Aisyah tersenyum tipis. Dadanya bergemuruh. Sebulir kristal bening lolos dari sudut matanya. Ia jadi tidak sabar ingin segera menggendong bayinya. Meskipun kelak anaknya akan terlahir di tengah carut marut penjajahan Zionis yang entah kapan akan berakhir.
Lagi-lagi hati Aisyah mendadak perih kala harus menelan kenyataan pahit bahwa anak yang dikandungnya adalah anak seorang tentara Zionis yang menjadi sebab saudara-saudaranya di Gaza sengsara seperti ini.
Aisyah menghela napas berat. Dia mengeratkan pegangannya pada keranjang bambu yang dipenuhi buah stroberi. Lalu ia segera menyeret kakinya lebih gontai menyusul Rauda dan Salim yang sudah sampai di depan sebuah meja yang dipenuhi buah-buahan. Mereka sengaja membawa beberapa kilo stroberi hasil panen untuk dibagikan dengan warga lain.
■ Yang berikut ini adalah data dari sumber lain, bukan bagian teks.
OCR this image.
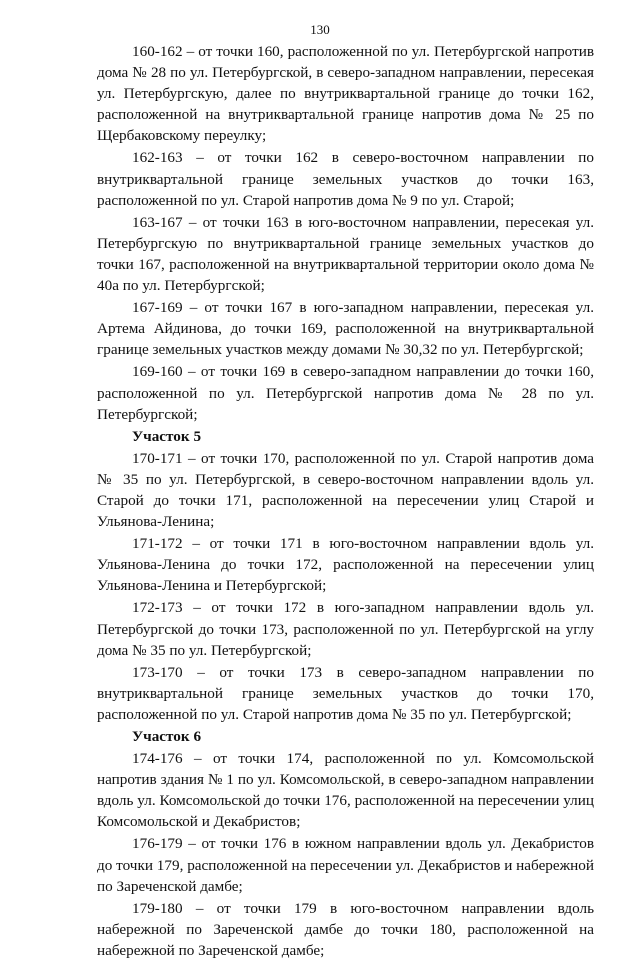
130

160-162 – от точки 160, расположенной по ул. Петербургской напротив дома № 28 по ул. Петербургской, в северо-западном направлении, пересекая ул. Петербургскую, далее по внутриквартальной границе до точки 162, расположенной на внутриквартальной границе напротив дома № 25 по Щербаковскому переулку;

162-163 – от точки 162 в северо-восточном направлении по внутриквартальной границе земельных участков до точки 163, расположенной по ул. Старой напротив дома № 9 по ул. Старой;

163-167 – от точки 163 в юго-восточном направлении, пересекая ул. Петербургскую по внутриквартальной границе земельных участков до точки 167, расположенной на внутриквартальной территории около дома № 40а по ул. Петербургской;

167-169 – от точки 167 в юго-западном направлении, пересекая ул. Артема Айдинова, до точки 169, расположенной на внутриквартальной границе земельных участков между домами № 30,32 по ул. Петербургской;

169-160 – от точки 169 в северо-западном направлении до точки 160, расположенной по ул. Петербургской напротив дома № 28 по ул. Петербургской;

Участок 5

170-171 – от точки 170, расположенной по ул. Старой напротив дома № 35 по ул. Петербургской, в северо-восточном направлении вдоль ул. Старой до точки 171, расположенной на пересечении улиц Старой и Ульянова-Ленина;

171-172 – от точки 171 в юго-восточном направлении вдоль ул. Ульянова-Ленина до точки 172, расположенной на пересечении улиц Ульянова-Ленина и Петербургской;

172-173 – от точки 172 в юго-западном направлении вдоль ул. Петербургской до точки 173, расположенной по ул. Петербургской на углу дома № 35 по ул. Петербургской;

173-170 – от точки 173 в северо-западном направлении по внутриквартальной границе земельных участков до точки 170, расположенной по ул. Старой напротив дома № 35 по ул. Петербургской;

Участок 6

174-176 – от точки 174, расположенной по ул. Комсомольской напротив здания № 1 по ул. Комсомольской, в северо-западном направлении вдоль ул. Комсомольской до точки 176, расположенной на пересечении улиц Комсомольской и Декабристов;

176-179 – от точки 176 в южном направлении вдоль ул. Декабристов до точки 179, расположенной на пересечении ул. Декабристов и набережной по Зареченской дамбе;

179-180 – от точки 179 в юго-восточном направлении вдоль набережной по Зареченской дамбе до точки 180, расположенной на набережной по Зареченской дамбе;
"Kau taruh saja keranjangnya di sini, biarkan Paman dan Bibi yang menyusunnya. Kau beristirahatlah."
Salim mengambil alih keranjang stroberi yang Aisyah pikul. Kemudian Salim membiarkan Rauda memindahkan dan menyusun satu per satu buah-buah stroberi yang ranum dan segar itu ke atas nampah besar yang tersedia.
"Aku sama sekali tidak lelah, Paman. Kalau begitu aku pergi untuk mengambil beberapa sayuran."
"Ya sudah, jangan mengambil terlalu banyak, kami tidak ingin kau keberatan," seru Rauda.
Aisyah mengangguk, kemudian memutar badan dan berjalan lamban menuju meja panjang yang dipenuhi sayur-sayuran hijau dan segar di pojok lapangan. Sepasang bola matanya menyisir lapangan luas yang dipenuhi warga Gaza tersebut. Sedari tadi perasaanya tidak tenang, Aisyah merasa ada yang mengawasi gerak-geriknya. Aisyah mengelus dadanya yang berdebar-debar. Lantunan dzikir serta salawat tak henti-hentinya Aisyah rapalkan dalam hati.
Sesampainya Aisyah di tempat sayuran, ia begitu gesit memilih kacang full yang terlihat hijau dan masih segar. Ia juga mengambil beberapa buah tomat, terung ungu. Aisyah memasukkannya satu per satu ke dalam kantung pelastik putih yang dijinjingnya.
Aisyah menoleh ke samping kanannya kala seseorang datang dan sepertinya hendak mengambil sayuran. Sepasang iris hazelnya sontak membola kala tatapannya beradu dengan sepasang mata elang tajam yang sangat familier baginya.
KAMU SEDANG MEMBACA
Serpihan Cinta di Beranda Al Aqsa ( Sudah Terbit )
RomanceBagai disambar petir, Aisyah tidak percaya ketika perwira Israel yang dulu telah merenggut kesuciannya di penjara datang menemuinya dan meminta maaf padanya secara tiba-tiba. Persetan dengan ayahnya yang merupakan seorang pendeta Yahudi dan sangat m...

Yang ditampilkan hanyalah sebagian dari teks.